On Tuesday, the council agreed to enter an agreement with Yavapai County for the services necessary to conduct the city's primary and general elections in the fall of 2015.
City Attorney Jon Paladini explained that Prescott earlier joined with other Arizona communities in challenging the state election-consolidation law.
Early on, the cities of Phoenix and Tucson contested the law, maintaining that it infringed on their authority to govern based on their city charters.
About a year ago, a Pima County Superior Court Judge agreed with the two municipalities and ruled that scheduling of local candidate elections is "a matter of local concern," and that Phoenix and Tucson did not have to conduct their elections in even-numbered years.

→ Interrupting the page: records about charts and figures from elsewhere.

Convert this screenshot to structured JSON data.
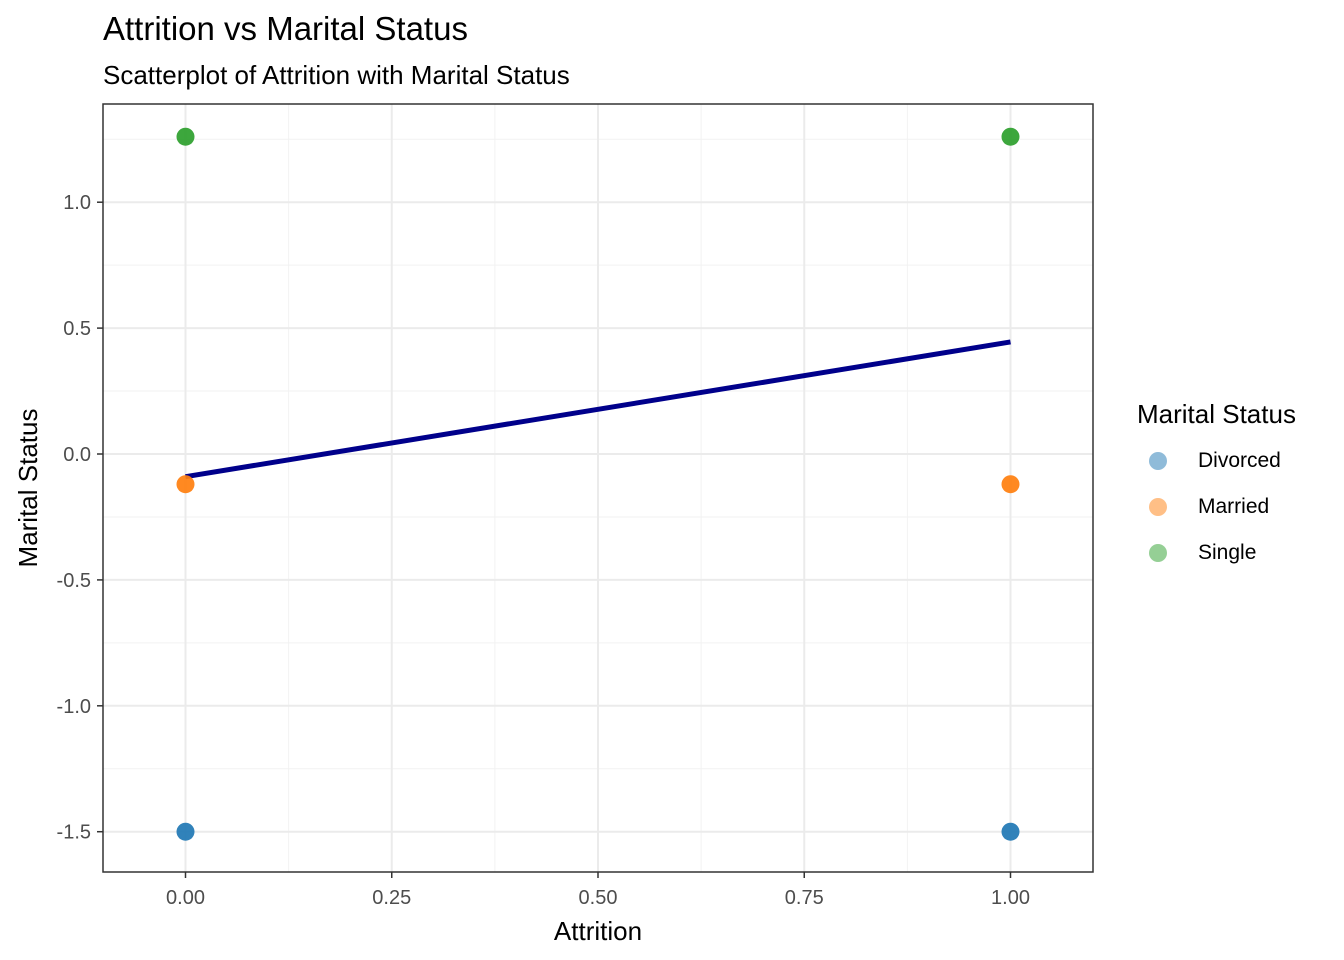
{
  "chart_data": {
    "type": "scatter",
    "title": "Attrition vs Marital Status",
    "subtitle": "Scatterplot of Attrition with Marital Status",
    "xlabel": "Attrition",
    "ylabel": "Marital Status",
    "xlim": [
      -0.1,
      1.1
    ],
    "ylim": [
      -1.66,
      1.39
    ],
    "x_ticks": [
      0.0,
      0.25,
      0.5,
      0.75,
      1.0
    ],
    "x_tick_labels": [
      "0.00",
      "0.25",
      "0.50",
      "0.75",
      "1.00"
    ],
    "y_ticks": [
      -1.5,
      -1.0,
      -0.5,
      0.0,
      0.5,
      1.0
    ],
    "y_tick_labels": [
      "-1.5",
      "-1.0",
      "-0.5",
      "0.0",
      "0.5",
      "1.0"
    ],
    "grid": true,
    "legend": {
      "title": "Marital Status",
      "placement": "right",
      "entries": [
        {
          "label": "Divorced",
          "color": "#1f77b4"
        },
        {
          "label": "Married",
          "color": "#ff7f0e"
        },
        {
          "label": "Single",
          "color": "#2ca02c"
        }
      ]
    },
    "series": [
      {
        "name": "Divorced",
        "color": "#1f77b4",
        "points": [
          {
            "x": 0,
            "y": -1.5
          },
          {
            "x": 1,
            "y": -1.5
          }
        ]
      },
      {
        "name": "Married",
        "color": "#ff7f0e",
        "points": [
          {
            "x": 0,
            "y": -0.12
          },
          {
            "x": 1,
            "y": -0.12
          }
        ]
      },
      {
        "name": "Single",
        "color": "#2ca02c",
        "points": [
          {
            "x": 0,
            "y": 1.26
          },
          {
            "x": 1,
            "y": 1.26
          }
        ]
      }
    ],
    "trend_line": {
      "color": "#00008b",
      "points": [
        {
          "x": 0,
          "y": -0.09
        },
        {
          "x": 1,
          "y": 0.445
        }
      ]
    }
  }
}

The State of Arizona subsequently appealed the ruling, Paladini said, and the matter currently is in the hands of the Arizona Court of Appeals.
Meanwhile, several other Arizona charter cities opted to file lawsuits of their own regarding the consolidated elections law. Prescott joined with the City of Winslow to contest the law, filing a lawsuit in Navajo County Superior Court.
"It is basically the same case; they all have the same arguments," Paladini said of the various ongoing lawsuits challenging the law. The basic question, he said: "Can the Legislature change the city's charter?"
As the Tucson/Phoenix appeal runs its course at the appellate level, the elections-consolidation law is on hold. Paladini told the council that the court granted a stay of enforcement "so the case can wind its way through (the appeal)."
That means that even though the 2012 law initially made the new consolidated-election rules effective in 2014, the city likely will be able to move ahead with its 2015 election, as scheduled.
"I would suspect that the (Tucson/Phoenix) case won't be fully decided by (Prescott's 2015 election)," Paladini said, pointing out that the Arizona Court of Appeals' ruling could end up going to the Arizona Supreme Court as well.
The city's agreement with Yavapai County generated little discussion by the council this week.
City Clerk Dana DeLong explained that the agreement called for the county to conduct the city's "vote by mail" election, with the city paying an amount based on its number of registered voters.
While the county's rate is $2.75 per registered voter, DeLong said a discount is available to the city by handling several necessary election services, such as serving as a ballot drop-off site, and serving as a ballot replacement site.
The council agreed that DeLong's office should pursue the discount, which would bring the county rate to $2.50 per registered voter.
Prescott's registered voters stood at 26,030 in the 2013 election, DeLong said. That brings the city's elections cost to about $65,000.